If I had to sum up this review in one sentence, that would be: I cannot believe they’re giving this stuff away for free. That’s right, North London-based Spitfire Audio, who are used by, and collaborate with the likes of Hans Zimmer, Ólafur Arnalds, and Eric Whitacre, and whose sample libraries can be heard in major Hollywood movies, are giving a selection of high-quality virtual instruments away for free.
As a composer myself, I’ve always been set on using Spitfire, and LABS gave me the excuse I didn’t need to dive right in and try it out for myself. This review is coming from the point of view of someone using Spitfire for the very first time. The LABS name stands for ‘Let’s All Become Something’, and I’m very, very impressed with what my empty Logic Pro X project became within a mere 20 minutes of giving this a go.
Firstly, there’s no sweat when it comes to installing the instruments. Download the [also free] Spitfire desktop app, and then your LABS downloads will automatically appear there, ready to install when you download each instrument. Once you’ve done that, the LABS website has a video for each eventuality, whether you’re on Logic, Cubase, Ableton, and so on, to get you set up in under 60 seconds.

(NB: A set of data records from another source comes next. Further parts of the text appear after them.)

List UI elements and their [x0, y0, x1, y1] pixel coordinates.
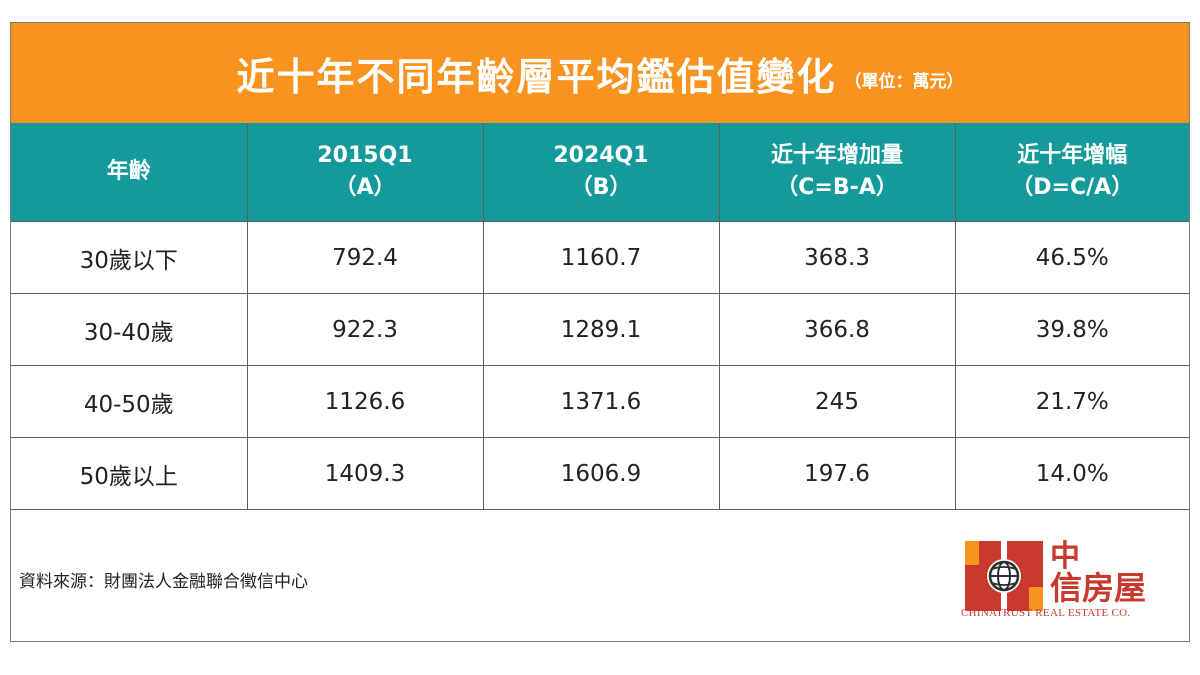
- age-cell: 40-50歲: [11, 365, 248, 438]
- table-title: 近十年不同年齡層平均鑑估值變化: [236, 54, 837, 99]
- growth-cell: 46.5%: [955, 221, 1189, 294]
- age-cell: 50歲以上: [11, 437, 248, 510]
- increase-cell: 368.3: [719, 221, 956, 294]
- value-2024-cell: 1160.7: [483, 221, 720, 294]
- data-table: 年齡 2015Q1 （A） 2024Q1 （B） 近十年增加量 （C=B-A） 近十年…: [11, 123, 1189, 510]
- logo-text-line1: 中: [1050, 539, 1080, 574]
- header-growth-rate: 近十年增幅 （D=C/A）: [955, 123, 1189, 222]
- source-note: 資料來源：財團法人金融聯合徵信中心: [19, 572, 308, 592]
- logo-english-name: CHINATRUST REAL ESTATE CO.: [961, 607, 1131, 619]
- table-row: 50歲以上 1409.3 1606.9 197.6 14.0%: [11, 437, 1189, 510]
- age-cell: 30歲以下: [11, 221, 248, 294]
- table-row: 30歲以下 792.4 1160.7 368.3 46.5%: [11, 221, 1189, 294]
- value-2015-cell: 1126.6: [247, 365, 484, 438]
- value-2015-cell: 1409.3: [247, 437, 484, 510]
- table-frame: 近十年不同年齡層平均鑑估值變化 （單位：萬元） 年齡 2015Q1 （A） 202…: [10, 22, 1190, 642]
- growth-cell: 14.0%: [955, 437, 1189, 510]
- header-increase: 近十年增加量 （C=B-A）: [719, 123, 956, 222]
- growth-cell: 21.7%: [955, 365, 1189, 438]
- unit-label: （單位：萬元）: [844, 71, 964, 92]
- increase-cell: 366.8: [719, 293, 956, 366]
- company-logo-icon: [965, 541, 1043, 611]
- header-2024q1: 2024Q1 （B）: [483, 123, 720, 222]
- value-2024-cell: 1289.1: [483, 293, 720, 366]
- value-2015-cell: 922.3: [247, 293, 484, 366]
- header-age: 年齡: [11, 123, 248, 222]
- value-2024-cell: 1371.6: [483, 365, 720, 438]
- table-row: 30-40歲 922.3 1289.1 366.8 39.8%: [11, 293, 1189, 366]
- header-row: 年齡 2015Q1 （A） 2024Q1 （B） 近十年增加量 （C=B-A） 近十年…: [11, 123, 1189, 222]
- growth-cell: 39.8%: [955, 293, 1189, 366]
- value-2024-cell: 1606.9: [483, 437, 720, 510]
- age-cell: 30-40歲: [11, 293, 248, 366]
- increase-cell: 197.6: [719, 437, 956, 510]
- increase-cell: 245: [719, 365, 956, 438]
- logo-text-line2: 信房屋: [1050, 569, 1147, 607]
- header-2015q1: 2015Q1 （A）: [247, 123, 484, 222]
- title-bar: 近十年不同年齡層平均鑑估值變化 （單位：萬元）: [11, 23, 1189, 123]
- value-2015-cell: 792.4: [247, 221, 484, 294]
- table-row: 40-50歲 1126.6 1371.6 245 21.7%: [11, 365, 1189, 438]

I had a good browse through the instruments on offer — there’s a generous selection. Choose from a vintage electric piano (Electric Piano), Choir (sampled from the Eric Whitacre singers), the Charango, and lots more. What excited me, however, was the quick realisation that LABS offers enough sounds to quickly craft a neo-classical piano/strings piece in the Icelandic style of Ólafur Arnalds, so with that in mind, I opted for Frozen Strings (an apt name), Soft Piano, and Synth Pads.
Soft Piano blew me away the most, although admittedly I’m biased, being a pianist myself. But the warmth and character of the sound is just ludicrously realistic. Most composers agree that we must always record with real acoustic instruments when possible, but these days, it’s all too common that a project just won’t have the budget for a string quartet, space for a real piano, etc. So in that situation, Spitfire isn’t just adequate, it’s outrageously close to the real thing. Soft Piano is sampled from a piano’s strings being covered by a thin layer of felt, softening the fall of the hammers on the strings. Originally made popular by Nils Frahm on his acclaimed album, Felt, the recording technique is now widely used by composers in film music, recordings, and even pop music.